A flash of lightning showed the girl again. The grotto, completed a while before Lady Struan’s death, was supposedly a fairy portal, or so his grandmother had said in her manuscript notes. Whatever it was, just now it was a precipitous slope.

If someone was mucking about in the grotto in this torrent, he intended to stop them before disaster occurred. Turning, snatching up his cane, he marched out into the corridor. Osgar the wolfhound, who had been sleeping in the hallway outside the door, rose and loped after him.

* * *

Best hurry, Elspeth thought. Two carriages had left the house since she had entered the garden, but someone might still remain in the house. She had hoped the place would be empty, had thought the storm might hold off. She had been wrong on both counts. Now she could only hope Lord Struan himself was not at home.

The staff would be leaving to avoid the fairy riding, and she had thought she would be safe to explore the garden later. But with the poor weather, today had seemed a better time to look for her grandfather’s stone. In good weather, someone might come outside to the grotto.

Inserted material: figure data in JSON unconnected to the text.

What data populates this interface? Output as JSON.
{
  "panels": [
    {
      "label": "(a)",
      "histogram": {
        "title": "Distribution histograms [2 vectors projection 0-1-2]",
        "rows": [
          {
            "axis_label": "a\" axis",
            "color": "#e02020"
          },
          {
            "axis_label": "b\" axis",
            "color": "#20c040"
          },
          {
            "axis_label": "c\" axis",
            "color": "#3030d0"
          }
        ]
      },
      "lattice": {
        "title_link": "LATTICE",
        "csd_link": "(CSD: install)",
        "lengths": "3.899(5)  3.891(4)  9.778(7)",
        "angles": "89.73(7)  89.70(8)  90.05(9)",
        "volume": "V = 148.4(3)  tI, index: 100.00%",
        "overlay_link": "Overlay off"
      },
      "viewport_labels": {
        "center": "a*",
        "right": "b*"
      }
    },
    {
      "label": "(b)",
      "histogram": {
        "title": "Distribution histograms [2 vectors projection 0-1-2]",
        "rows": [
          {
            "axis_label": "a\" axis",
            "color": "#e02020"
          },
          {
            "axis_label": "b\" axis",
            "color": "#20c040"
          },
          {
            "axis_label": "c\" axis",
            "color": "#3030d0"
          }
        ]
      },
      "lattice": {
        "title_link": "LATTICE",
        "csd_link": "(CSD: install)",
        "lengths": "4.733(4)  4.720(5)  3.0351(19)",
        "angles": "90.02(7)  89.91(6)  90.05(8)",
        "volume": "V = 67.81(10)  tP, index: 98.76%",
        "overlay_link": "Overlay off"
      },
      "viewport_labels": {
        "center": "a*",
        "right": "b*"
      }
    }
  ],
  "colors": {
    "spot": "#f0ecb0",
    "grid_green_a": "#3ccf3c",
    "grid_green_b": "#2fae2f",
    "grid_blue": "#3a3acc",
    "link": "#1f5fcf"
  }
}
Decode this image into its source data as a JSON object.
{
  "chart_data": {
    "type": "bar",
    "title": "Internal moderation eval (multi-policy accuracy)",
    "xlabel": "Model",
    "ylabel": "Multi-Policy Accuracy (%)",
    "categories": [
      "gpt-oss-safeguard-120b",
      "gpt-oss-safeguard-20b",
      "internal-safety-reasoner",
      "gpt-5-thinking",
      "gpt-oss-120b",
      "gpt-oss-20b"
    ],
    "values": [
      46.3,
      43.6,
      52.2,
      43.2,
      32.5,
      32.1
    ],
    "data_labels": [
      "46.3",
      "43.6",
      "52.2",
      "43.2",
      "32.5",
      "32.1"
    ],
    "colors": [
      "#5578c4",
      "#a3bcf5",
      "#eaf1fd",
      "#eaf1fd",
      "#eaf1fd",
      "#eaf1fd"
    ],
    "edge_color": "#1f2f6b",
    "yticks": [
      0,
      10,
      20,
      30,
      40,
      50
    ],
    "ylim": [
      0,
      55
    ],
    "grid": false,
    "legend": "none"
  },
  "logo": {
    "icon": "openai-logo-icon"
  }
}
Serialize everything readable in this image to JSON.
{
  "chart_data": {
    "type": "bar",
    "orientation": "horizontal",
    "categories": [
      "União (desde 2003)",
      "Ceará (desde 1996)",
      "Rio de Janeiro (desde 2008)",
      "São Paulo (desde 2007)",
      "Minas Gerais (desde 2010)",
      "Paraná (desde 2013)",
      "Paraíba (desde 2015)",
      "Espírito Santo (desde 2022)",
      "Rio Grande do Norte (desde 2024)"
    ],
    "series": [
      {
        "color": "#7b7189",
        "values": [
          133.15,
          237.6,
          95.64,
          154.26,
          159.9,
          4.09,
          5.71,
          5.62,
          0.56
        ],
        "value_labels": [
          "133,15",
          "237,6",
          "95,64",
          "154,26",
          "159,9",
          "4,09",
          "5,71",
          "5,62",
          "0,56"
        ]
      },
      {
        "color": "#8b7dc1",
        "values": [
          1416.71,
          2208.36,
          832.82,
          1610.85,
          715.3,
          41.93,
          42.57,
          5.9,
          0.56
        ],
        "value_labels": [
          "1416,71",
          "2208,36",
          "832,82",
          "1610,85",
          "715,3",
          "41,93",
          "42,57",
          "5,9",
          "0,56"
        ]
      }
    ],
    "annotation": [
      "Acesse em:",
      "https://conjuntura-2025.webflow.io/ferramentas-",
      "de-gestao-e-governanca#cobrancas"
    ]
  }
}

She had told Mrs. Graham that she would stay with Margaret Lamont if the weather turned poorly. Elspeth was always happy to visit her friend Margaret and her husband and children, and often lent a hand in the process of combing, dyeing, spinning, and twisting the new wools. But she had impulsively decided to stop at Struan House first to look for Grandda’s stone. Now, in this rain, she regretted it.

Well, she thought, since she was here she may as well search. According to legend—and to Donal too—a fairy entrance, a portal into another realm, was hidden somewhere on this hill. Curious to know if Donal’s tales were true, she was wary of the rain and mud, not to mention the risk of lightning; she ought to leave.